The severity level of the crack can be estimated based on other cracks of known severity at that location [53]. Therefore, this paper proposes a novel quantitative classification method based on IPT pre-processing and DCNN to address the challenges of existing crack quantification methods. The low-efficiency calculation of specific numerical index values of cracks based on IPT is completed in the training set in advance, and then the training set is used to fully train the DCNN to directly classify cracks with different severity levels from inspection data of BTS. The fully trained DCNN does not need to segment the pixel features or calculate specific numerical indexes of cracks one by one, but quantitatively classifies the cracks from the image level according to the similarity of features between training data and inspection data, which overcomes the challenges of the existing crack quantification methods with multiple steps, high computational costs and low automation.
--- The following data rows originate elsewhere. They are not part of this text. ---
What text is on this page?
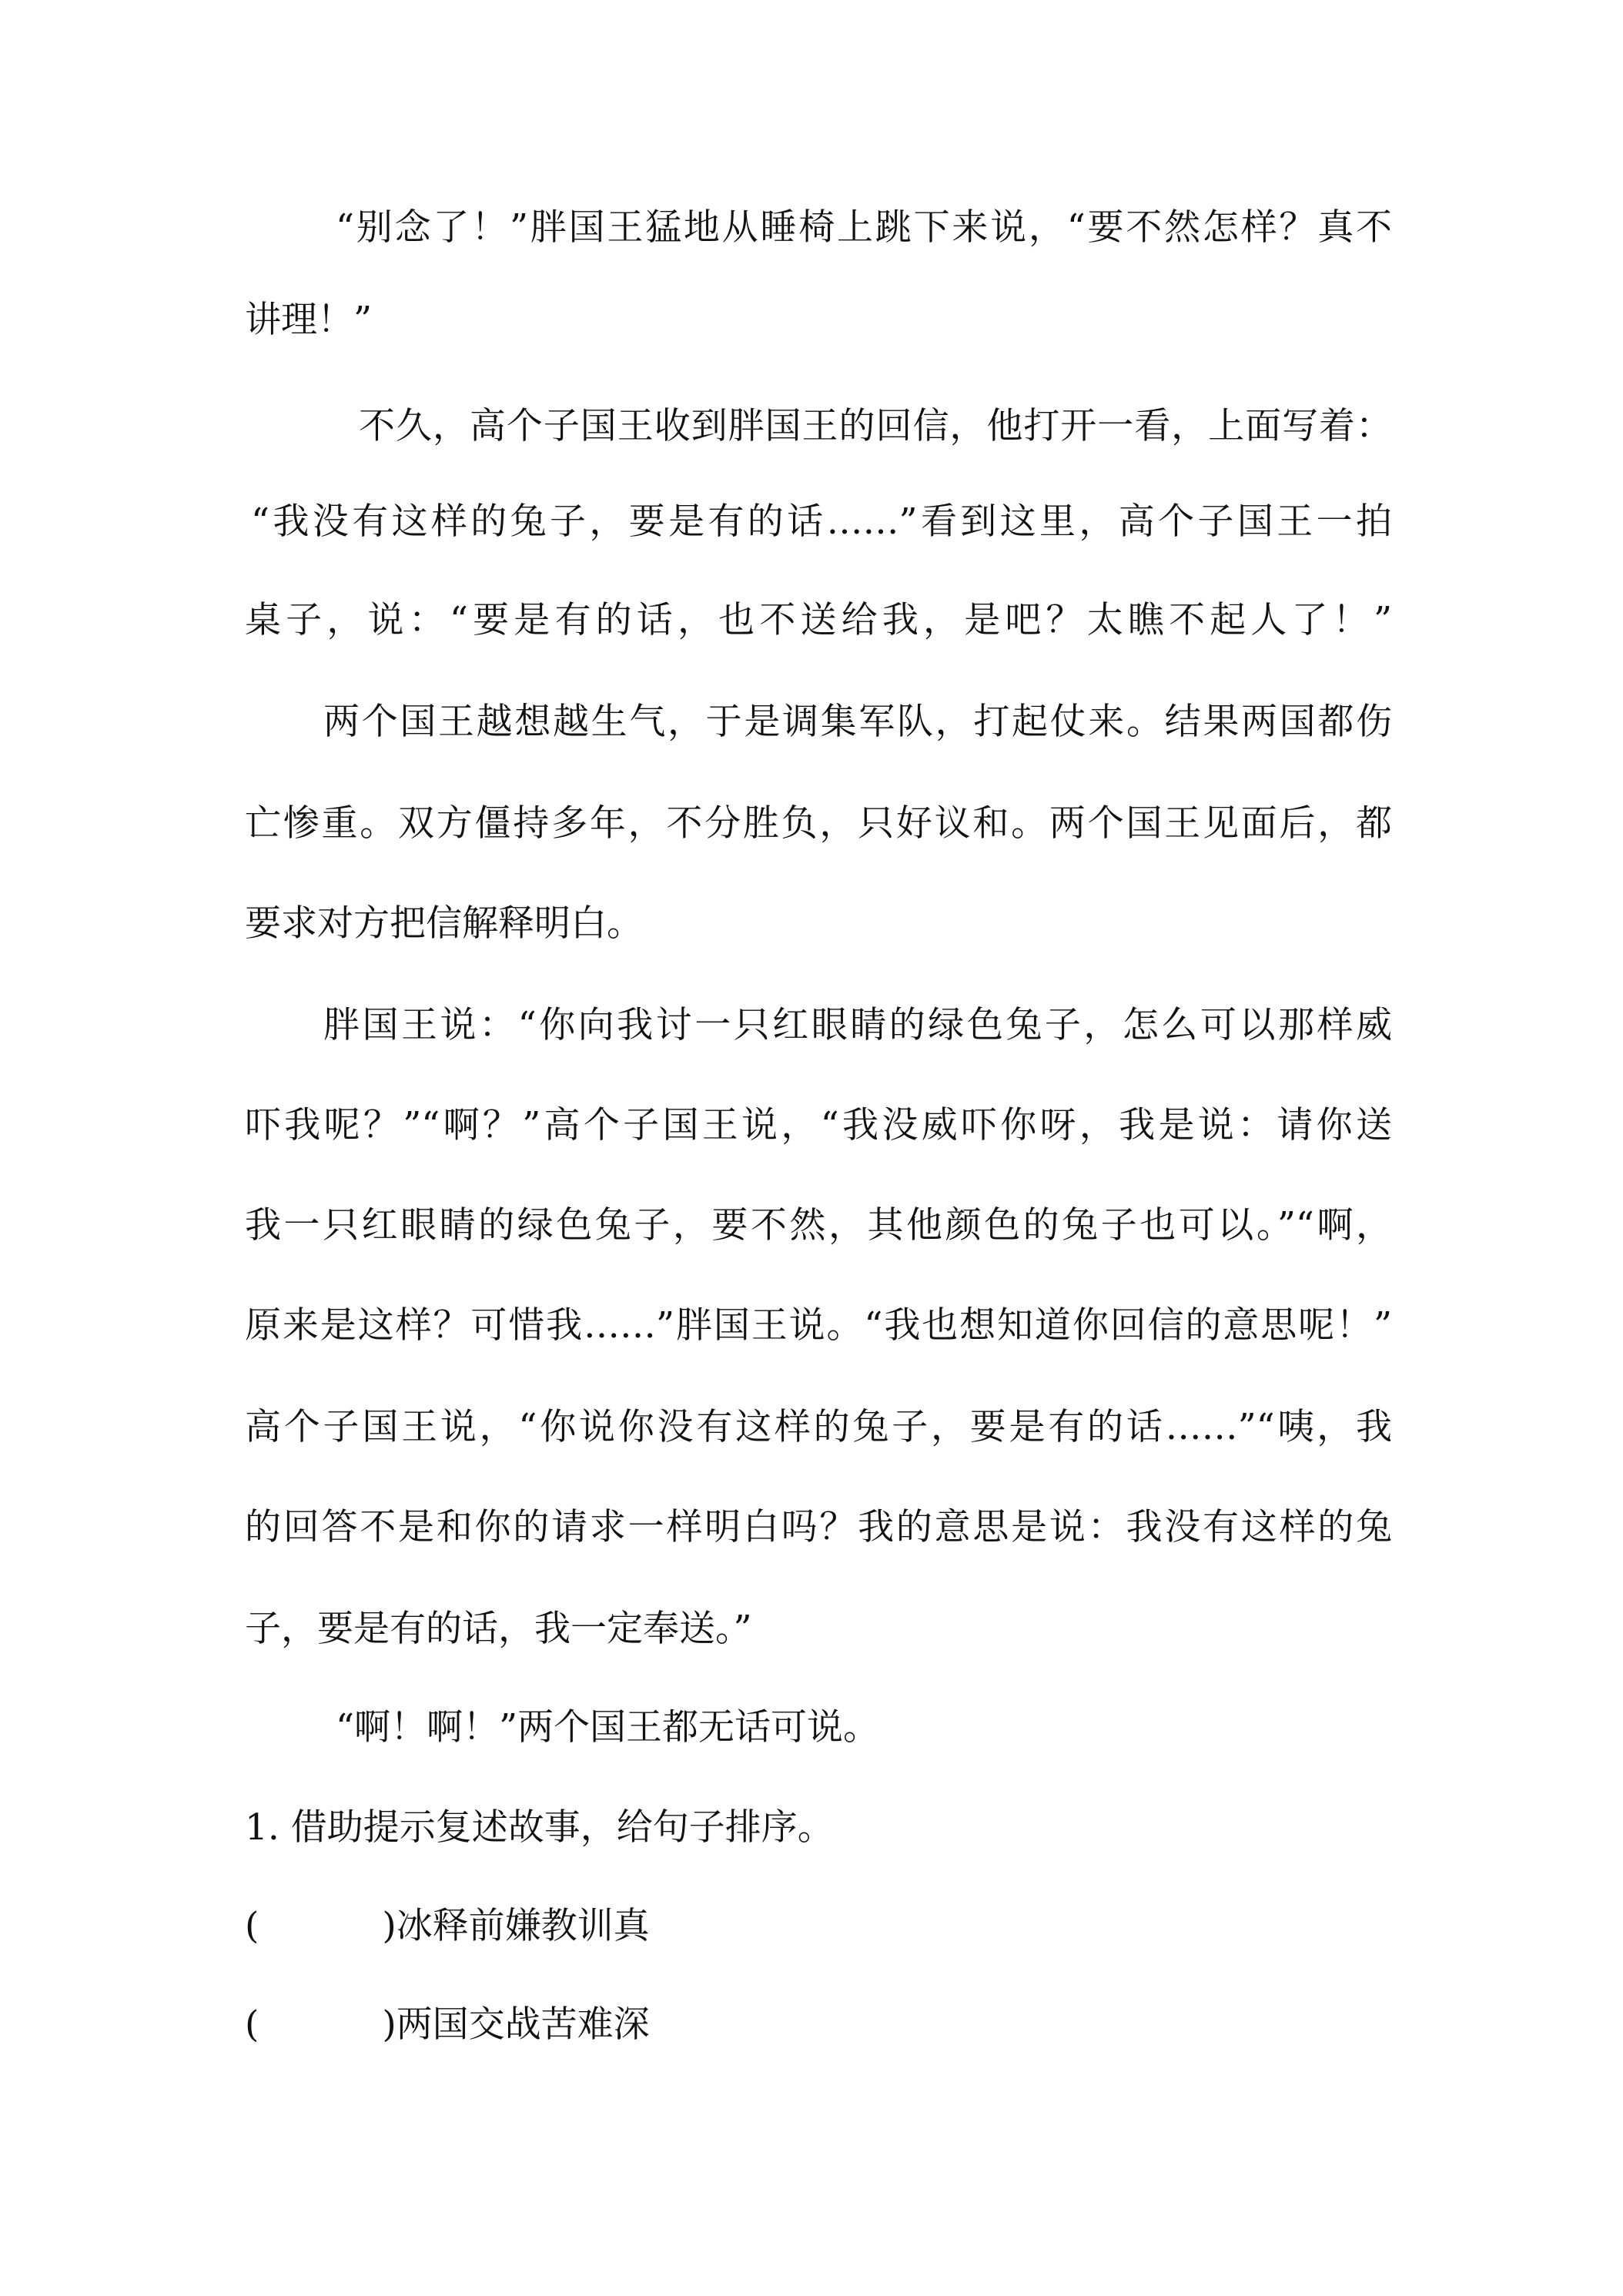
“别念了！”胖国王猛地从睡椅上跳下来说，“要不然怎样？真不
讲理！”
不久，高个子国王收到胖国王的回信，他打开一看，上面写着：
“我没有这样的兔子，要是有的话……”看到这里，高个子国王一拍
桌子，说：“要是有的话，也不送给我，是吧？太瞧不起人了！”
两个国王越想越生气，于是调集军队，打起仗来。结果两国都伤
亡惨重。双方僵持多年，不分胜负，只好议和。两个国王见面后，都
要求对方把信解释明白。
胖国王说：“你向我讨一只红眼睛的绿色兔子，怎么可以那样威
吓我呢？”“啊？”高个子国王说，“我没威吓你呀，我是说：请你送
我一只红眼睛的绿色兔子，要不然，其他颜色的兔子也可以。”“啊，
原来是这样？可惜我……”胖国王说。“我也想知道你回信的意思呢！”
高个子国王说，“你说你没有这样的兔子，要是有的话……”“咦，我
的回答不是和你的请求一样明白吗？我的意思是说：我没有这样的兔
子，要是有的话，我一定奉送。”
“啊！啊！”两个国王都无话可说。
1. 借助提示复述故事，给句子排序。
(	)冰释前嫌教训真
(	)两国交战苦难深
In addition, unlike the existing shallow convolutional network models (generally within 10 layers) used for crack detection [[54], [55], [56], [57]], the DCNN not only increases the structural depth but also expands the width of each layer in a parallel manner, so that it can fully learn the input image and extract more complex and advanced effective feature information to ensure the accuracy of crack quantification [[58], [59], [60], [61]].

The objective of this research is to establish an automated classifier that can quantify cracks according to their severity levels. Adequate robustness and adaptability to adverse environments such as weak light and massive background noise is needed for this classifier. This paper uses DCNN to implement this classifier and evaluates and tests its performance. The content of this research is shown in Fig. 1. Section 2 introduces the structural composition and image processing process of the DCNN, and uses the Inception-ResNet-v2 network as an example for elaboration. Section 3 first explains the source of the crack image in the first part. Then in the second part, the average width of each crack is calculated by orthogonal projection method, and the average width is used as a quantitative classification index to divide the collected crack images into three severity levels (label1, label2, label3). The images are preprocessed in the third part to build a crack image database containing 15,000 images. Section 4 uses transfer learning to compare the recognition effect of six existing DCNNs on the database, and selects the Inception-ResNet-v2 network with the best performance for in-depth learning, training, and testing of the database. Section 5 uses different training and testing sets to validate the classification results of the network, which is compared with the four traditional machine learning methods for evaluating the performance by accuracy, F1 score, and test time. Section 6 further tests the consistency of the classification effect of the Inception-ResNet-v2 network in three adverse environments. Sections 7 concludes this paper by summarizing contributions and limitations.